Eso tiene “ventajas”: vivimos el día con tanta extraña intensidad y con tal prisa que parece el último. Pero tiene graves desventajas: no hay futuro, porque la coyuntura barre con él. Y no hay espacio para el pasado ni el recuerdo: no hay tiempo y todo se va al sótano de la vida. Y sin pasado, no hay historia ni personal ni colectiva. No hay prudencia, por eso tropezamos dos veces en la misma piedra.
La superficialidad es el producto de la carrera por ir hacia ninguna parte, de la fatiga sin sentido, de la competencia sin piedad. El triunfo de las apariencias marca el ascenso de la insignificancia. La mediocridad es la reina; lo que no calza en sus cómodos moldes, es aburrido, denso. El problema, sin embargo, es que la vida sin pesos específicos, sin valores, es una comedia llena de eventos divertidos, de disparates anecdóticos y nada más.
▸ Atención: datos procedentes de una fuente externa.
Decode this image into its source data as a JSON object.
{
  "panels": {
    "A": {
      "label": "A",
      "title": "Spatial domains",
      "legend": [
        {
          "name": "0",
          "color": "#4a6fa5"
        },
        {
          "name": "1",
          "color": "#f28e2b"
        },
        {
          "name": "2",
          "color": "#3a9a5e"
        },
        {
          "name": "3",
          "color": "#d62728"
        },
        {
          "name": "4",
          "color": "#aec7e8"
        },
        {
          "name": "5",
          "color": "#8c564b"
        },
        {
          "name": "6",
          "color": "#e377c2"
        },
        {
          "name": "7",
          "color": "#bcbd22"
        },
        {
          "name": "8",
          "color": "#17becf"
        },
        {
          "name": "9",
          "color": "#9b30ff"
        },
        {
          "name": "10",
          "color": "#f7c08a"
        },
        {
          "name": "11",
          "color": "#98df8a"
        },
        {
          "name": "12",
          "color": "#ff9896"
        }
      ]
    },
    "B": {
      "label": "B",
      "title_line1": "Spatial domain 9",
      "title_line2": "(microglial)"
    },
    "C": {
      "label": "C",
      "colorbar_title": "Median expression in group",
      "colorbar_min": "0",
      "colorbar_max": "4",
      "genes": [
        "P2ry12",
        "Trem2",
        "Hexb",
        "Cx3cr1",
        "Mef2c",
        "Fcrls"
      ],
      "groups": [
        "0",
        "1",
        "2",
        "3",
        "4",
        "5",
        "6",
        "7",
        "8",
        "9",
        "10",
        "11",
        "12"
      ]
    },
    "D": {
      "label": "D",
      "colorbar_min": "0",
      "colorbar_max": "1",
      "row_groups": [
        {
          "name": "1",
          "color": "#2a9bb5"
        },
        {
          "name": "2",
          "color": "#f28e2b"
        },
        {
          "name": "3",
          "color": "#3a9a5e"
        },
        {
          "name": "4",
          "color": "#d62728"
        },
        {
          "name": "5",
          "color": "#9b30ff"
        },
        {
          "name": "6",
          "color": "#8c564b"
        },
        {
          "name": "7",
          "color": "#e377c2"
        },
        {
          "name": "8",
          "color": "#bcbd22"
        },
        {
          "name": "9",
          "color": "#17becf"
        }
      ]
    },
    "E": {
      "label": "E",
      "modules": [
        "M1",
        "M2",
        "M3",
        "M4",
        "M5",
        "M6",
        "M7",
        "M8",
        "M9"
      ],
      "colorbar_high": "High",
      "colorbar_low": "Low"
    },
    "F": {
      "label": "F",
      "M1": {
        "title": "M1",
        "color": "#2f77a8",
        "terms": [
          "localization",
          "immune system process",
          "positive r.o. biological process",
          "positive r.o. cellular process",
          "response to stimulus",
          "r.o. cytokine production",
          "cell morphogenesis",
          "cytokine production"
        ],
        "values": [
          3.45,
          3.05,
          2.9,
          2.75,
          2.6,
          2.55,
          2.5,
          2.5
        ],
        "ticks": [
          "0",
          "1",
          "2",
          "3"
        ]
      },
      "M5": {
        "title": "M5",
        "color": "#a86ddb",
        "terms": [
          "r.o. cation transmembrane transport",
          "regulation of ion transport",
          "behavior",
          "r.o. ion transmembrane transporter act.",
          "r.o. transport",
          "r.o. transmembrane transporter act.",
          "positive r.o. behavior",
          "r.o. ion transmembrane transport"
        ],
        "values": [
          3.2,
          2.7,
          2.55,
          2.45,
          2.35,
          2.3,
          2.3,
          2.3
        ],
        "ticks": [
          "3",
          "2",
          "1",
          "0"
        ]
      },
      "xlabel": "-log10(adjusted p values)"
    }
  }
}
Y, si el estilo de vivir al día, de pasarse de agache por las profundidades, es asunto grave en el mínimo espacio de cada persona y de cada familia, es tema aún más dramático cuando semejante mal aqueja a los países, porque entonces la coyuntura tiraniza a los gobiernos, y la vida pública es un espectáculo de bomberos apagando incendios, de policías y fiscales, de crónica roja, de anuncios estrepitosos y noticias que llegan, pasan y se olvidan. ¿Queda algo después del torbellino de rostros, propaganda y agobios que dejan los noticieros?
En el Ecuador hay, al menos, dos hechos espectaculares cada semana, dos “noticiones” que conmueven momentáneamente y pasan sin pena ni gloria. El nuevo episodio desplaza al anterior y entierra al más viejo. Y, finalmente, no recordamos nada y todo empieza a parecer remoto, confuso, sin un hilo argumental que permita entender lo que ocurre más allá de la primaria emotividad.
La respuesta es la indolencia, la filosofía del “así mismo es”, es decir, el cinismo, porque hay que sacar ventaja de la coyuntura, festejar a quien conviene y, si es preciso, poner en el armario los principios.
El hecho es que hay que sortear la coyuntura, llegar al final del mes juntando los centavos para pagar la tarjeta o completar para el arriendo.
Correr y correr.
¿Debemos parar alguna vez, mirar más allá de cada día y advertir que la ilusión por el sol de la mañana y por la risa del nieto son lo mejor que tenemos? ¿Debemos esforzarnos por no servir a la coyuntura solamente y apostar a esa rara especie que es la integridad?